Payment Dashboard with Banner
Managing AP workflow isn't always linear, and there are many factors that may affect the payments process, such as bank account verifications and connections.
Through a system of banner alerts, IPA alerts users on what needs to be done to continue completing AP tasks.
My Key Contributions
Collaboration with Design Team
I collaborated closely with a designer and visual designer, dividing ownership across IPA's surfaces. Through regular critiques and alignment sessions, I ensured our work cohesively met product goals and adhered to the NetSuite design system.
Managing Consistency
IPA spanned 100+ Figma screens across a high-visibility, leadership-facing deliverable. I took ownership of design consistency, which included auditing and enforcing fonts, colors, components, and spacing to ensure every screen was pixel-perfect and presentation-ready.

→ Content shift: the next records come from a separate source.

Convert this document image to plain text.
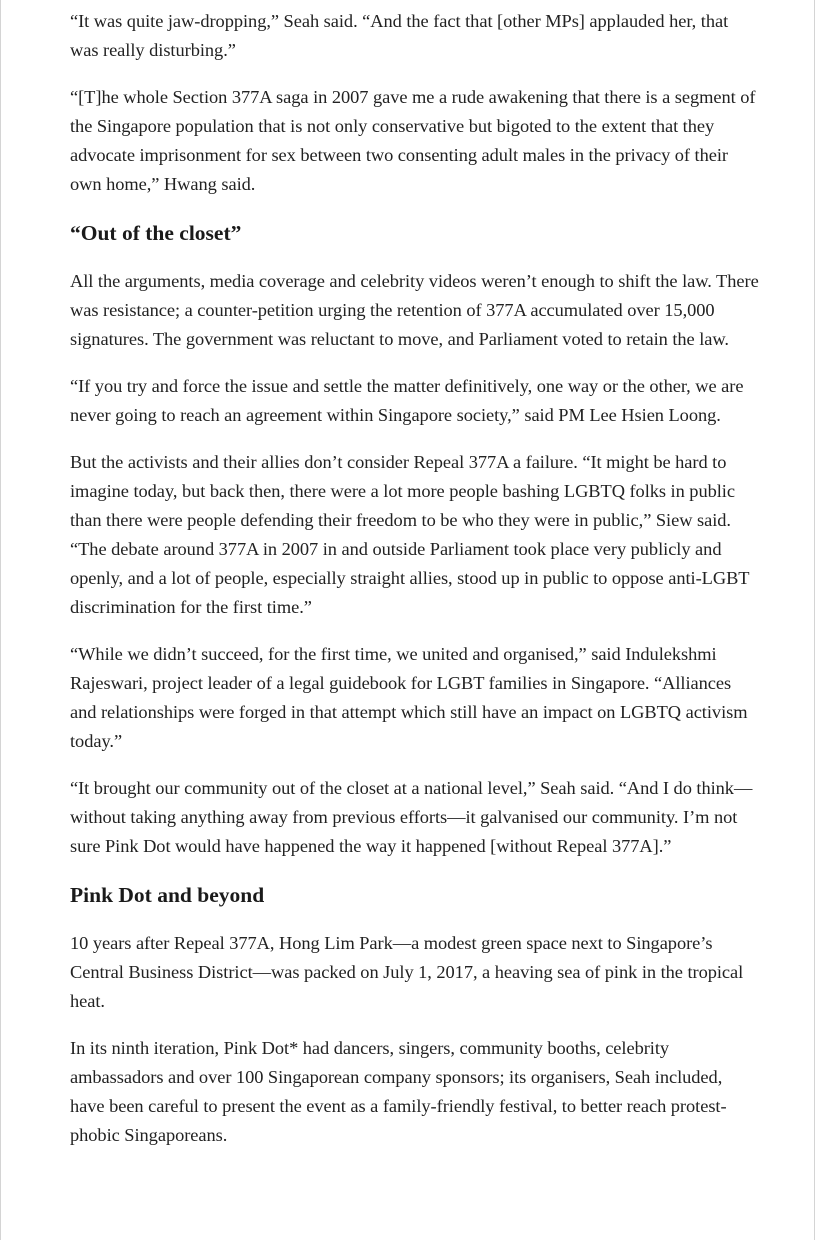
“It was quite jaw-dropping,” Seah said. “And the fact that [other MPs] applauded her, that was really disturbing.”

“[T]he whole Section 377A saga in 2007 gave me a rude awakening that there is a segment of the Singapore population that is not only conservative but bigoted to the extent that they advocate imprisonment for sex between two consenting adult males in the privacy of their own home,” Hwang said.

“Out of the closet”

All the arguments, media coverage and celebrity videos weren’t enough to shift the law. There was resistance; a counter-petition urging the retention of 377A accumulated over 15,000 signatures. The government was reluctant to move, and Parliament voted to retain the law.

“If you try and force the issue and settle the matter definitively, one way or the other, we are never going to reach an agreement within Singapore society,” said PM Lee Hsien Loong.

But the activists and their allies don’t consider Repeal 377A a failure. “It might be hard to imagine today, but back then, there were a lot more people bashing LGBTQ folks in public than there were people defending their freedom to be who they were in public,” Siew said. “The debate around 377A in 2007 in and outside Parliament took place very publicly and openly, and a lot of people, especially straight allies, stood up in public to oppose anti-LGBT discrimination for the first time.”

“While we didn’t succeed, for the first time, we united and organised,” said Indulekshmi Rajeswari, project leader of a legal guidebook for LGBT families in Singapore. “Alliances and relationships were forged in that attempt which still have an impact on LGBTQ activism today.”

“It brought our community out of the closet at a national level,” Seah said. “And I do think—without taking anything away from previous efforts—it galvanised our community. I’m not sure Pink Dot would have happened the way it happened [without Repeal 377A].”

Pink Dot and beyond

10 years after Repeal 377A, Hong Lim Park—a modest green space next to Singapore’s Central Business District—was packed on July 1, 2017, a heaving sea of pink in the tropical heat.

In its ninth iteration, Pink Dot* had dancers, singers, community booths, celebrity ambassadors and over 100 Singaporean company sponsors; its organisers, Seah included, have been careful to present the event as a family-friendly festival, to better reach protest-phobic Singaporeans.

Conducting Design Quality Assurance
Before launch, I led a full design QA audit of the engineering team's implementation, identifying UI and experience gaps against the design spec. I built and maintained a dedicated tracking system to manage fixes, helping drive a quality, on-spec product release.
Takeaways
Working on a project this complex and high-stakes was no easy feat, but navigating its many moving parts taught me a lot. Collaborating closely with developers, product managers, SMEs, the BILL.com team, and legal pushed me to work through ambiguity while also respecting strict constraints. Most importantly, it sharpened my ability to advocate for the user and push for the best possible experience, even when the path forward wasn't always clear.